28.12.08

Neuronen in der Retina

Die Retina ist eine Außenstelle des Gehirns und hat eine sehr komplexe neuronale Struktur. In ihr werden die visuellen Reize bereits zu ersten Bildern vorverarbeitet und dann über den Sehnerv an das Gehirn weitergeleitet.

Schematische Darstellung der neuronalen Struktur der Netzhaut:



Die Retina kleidet die Innenseite der Lederhaut bis weit nach vorne aus.

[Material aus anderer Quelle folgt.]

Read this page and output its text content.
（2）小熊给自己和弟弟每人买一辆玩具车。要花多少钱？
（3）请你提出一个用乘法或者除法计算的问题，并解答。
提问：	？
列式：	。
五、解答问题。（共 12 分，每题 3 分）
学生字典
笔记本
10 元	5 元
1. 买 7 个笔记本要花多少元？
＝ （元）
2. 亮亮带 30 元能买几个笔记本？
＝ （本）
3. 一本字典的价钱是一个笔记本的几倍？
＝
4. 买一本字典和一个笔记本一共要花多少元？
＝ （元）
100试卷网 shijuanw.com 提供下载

Einzig
die Stelle, an welcher der Sehnerv austritt, bleibt frei.
Auf der Retina trifft das Licht auf. Es dringt durch mehrere lichtdurchlässige Schichten bis hin zu den Photorezeptorzellen. Hier unterscheidet man zwischen Zapfen und den Stäbchen. Während Zapfen farbrezeptiv sind, vermitteln Stäbchen nur hell-dunkel-Eindrücke.
Den Photorezeptoren nachgeschaltet sind die Bipolaren Zellen, deren Fortsätze mit den Ganglienzellen in Kontakt stehen. Ihre Axone bündeln sich im Sehnerv.
Neben der Informationsweiterleitung von den Photorezeptoren bis zum Sehnerv besteht aber auch noch eine Verschaltung untereinander. Diese Aufgabe erfüllen die Horizontalzellen und die Amakrinzellen.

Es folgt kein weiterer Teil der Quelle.